Today, more than six months after launching its bid for peace through dialogue with the separatists, the government is quickly running out of spin, sound bites and anything else that might make sense to the public.
It never occurred to the Thai side that these insurgents, along with their political leaders living abroad, could see through the insincerity of the government right from the fanfare of the talks' launch.
While key agencies like the Foreign Ministry and the Army were kept in the dark about the initiative until the last minute, the government mobilised politicians in its southern network without questioning their credibility or how they were perceived by the separatists.

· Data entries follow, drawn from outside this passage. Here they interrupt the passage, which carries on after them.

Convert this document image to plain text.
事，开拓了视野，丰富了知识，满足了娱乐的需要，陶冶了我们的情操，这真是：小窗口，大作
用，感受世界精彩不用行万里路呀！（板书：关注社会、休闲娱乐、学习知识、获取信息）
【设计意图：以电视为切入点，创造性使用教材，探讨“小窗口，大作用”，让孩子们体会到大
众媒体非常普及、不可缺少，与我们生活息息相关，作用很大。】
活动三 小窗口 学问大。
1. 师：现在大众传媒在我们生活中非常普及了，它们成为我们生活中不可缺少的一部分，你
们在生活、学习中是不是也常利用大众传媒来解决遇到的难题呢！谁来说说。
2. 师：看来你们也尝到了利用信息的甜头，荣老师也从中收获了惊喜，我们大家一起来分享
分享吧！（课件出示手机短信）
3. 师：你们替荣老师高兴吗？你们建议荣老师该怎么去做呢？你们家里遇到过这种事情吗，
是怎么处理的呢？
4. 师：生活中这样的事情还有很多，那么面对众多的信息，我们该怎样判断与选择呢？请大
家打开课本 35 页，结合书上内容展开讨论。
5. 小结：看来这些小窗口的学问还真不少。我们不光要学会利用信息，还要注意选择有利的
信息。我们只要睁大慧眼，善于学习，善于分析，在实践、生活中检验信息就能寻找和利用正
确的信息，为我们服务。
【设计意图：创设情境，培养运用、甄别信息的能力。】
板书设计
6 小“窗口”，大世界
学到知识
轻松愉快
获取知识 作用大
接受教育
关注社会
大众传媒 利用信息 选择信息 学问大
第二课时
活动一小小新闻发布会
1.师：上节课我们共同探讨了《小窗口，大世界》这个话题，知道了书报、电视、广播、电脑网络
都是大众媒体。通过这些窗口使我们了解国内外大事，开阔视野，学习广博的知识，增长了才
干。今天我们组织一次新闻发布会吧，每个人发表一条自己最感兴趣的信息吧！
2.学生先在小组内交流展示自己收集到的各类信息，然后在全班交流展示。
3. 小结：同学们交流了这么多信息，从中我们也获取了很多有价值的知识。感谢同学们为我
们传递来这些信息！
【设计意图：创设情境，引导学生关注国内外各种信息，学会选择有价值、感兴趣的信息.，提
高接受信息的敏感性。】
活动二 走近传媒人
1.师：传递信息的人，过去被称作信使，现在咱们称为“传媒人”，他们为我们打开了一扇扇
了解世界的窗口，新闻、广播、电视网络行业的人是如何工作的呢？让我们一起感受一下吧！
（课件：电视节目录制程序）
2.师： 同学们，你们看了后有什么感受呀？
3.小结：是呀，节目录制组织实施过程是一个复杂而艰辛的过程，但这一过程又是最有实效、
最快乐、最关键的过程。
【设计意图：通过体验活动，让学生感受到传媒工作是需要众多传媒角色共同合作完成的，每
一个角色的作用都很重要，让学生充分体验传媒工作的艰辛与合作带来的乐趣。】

The government also approached prominent local Islamic figures, including the Ulema Council of Fatoni and the leaders of a youth network. Both groups were deemed important because they have the trust of the local community. The fact that they share the same geographical space as the insurgents would indeed make them important dialogue partners.

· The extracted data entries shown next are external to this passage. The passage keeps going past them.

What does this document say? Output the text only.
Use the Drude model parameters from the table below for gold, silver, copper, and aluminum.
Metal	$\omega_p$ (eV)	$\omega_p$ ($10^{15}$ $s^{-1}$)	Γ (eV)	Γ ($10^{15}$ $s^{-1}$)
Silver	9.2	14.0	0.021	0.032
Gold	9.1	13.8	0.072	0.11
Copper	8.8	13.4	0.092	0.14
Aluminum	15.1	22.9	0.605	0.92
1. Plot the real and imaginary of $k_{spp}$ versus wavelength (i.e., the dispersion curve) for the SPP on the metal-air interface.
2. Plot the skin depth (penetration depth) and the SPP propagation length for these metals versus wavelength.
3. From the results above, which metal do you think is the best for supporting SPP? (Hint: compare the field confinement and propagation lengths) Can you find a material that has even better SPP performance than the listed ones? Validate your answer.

But the two groups gave the government the cold shoulder, saying the initiative was somewhere between a hoax and a leap of faith.
Moreover, the assassination of Imam Abdullateh Todir last November, reportedly by a pro-government death squad, confirmed their point that sticking their neck out for the government was not a safe bet.
To a significant number of people - Thai and Malaysian government officials, separatists and other stakeholders - the latest peace talks were merely a bid to wash the bloody stain from ex-premier Thaksin Shinawatra's past handling of the conflict.
After the Krue Se stand-off and the Tak Bai massacre, as well as the use of abduction and extrajudicial and target killings, the separatists aren't about to let bygones be bygones.
Thaksin thought he could sweet-talk the separatist leaders when he met with about 16 of them in Kuala Lumpur in March 2012.
Participants reported that he didn't apologise for the atrocities committed during his time in office. In fact, he brushed aside his questionable tactics by blaming Thai bureaucrats for "giving him wrong information".
Two weeks later the militants taught Thaksin and his crew a nasty lesson. An entire street in Yala was devastated by three car bombs, while at the same time another went off in the basement of a downtown hotel in Hat Yai. More than a dozen people were killed and well over 100 injured.
The message was clear: You can't artificially jumpstart a peace process with men who have no command and control on the ground.
And it makes no sense whatsoever to try and verify such command after going public with your "peacemaking" intention.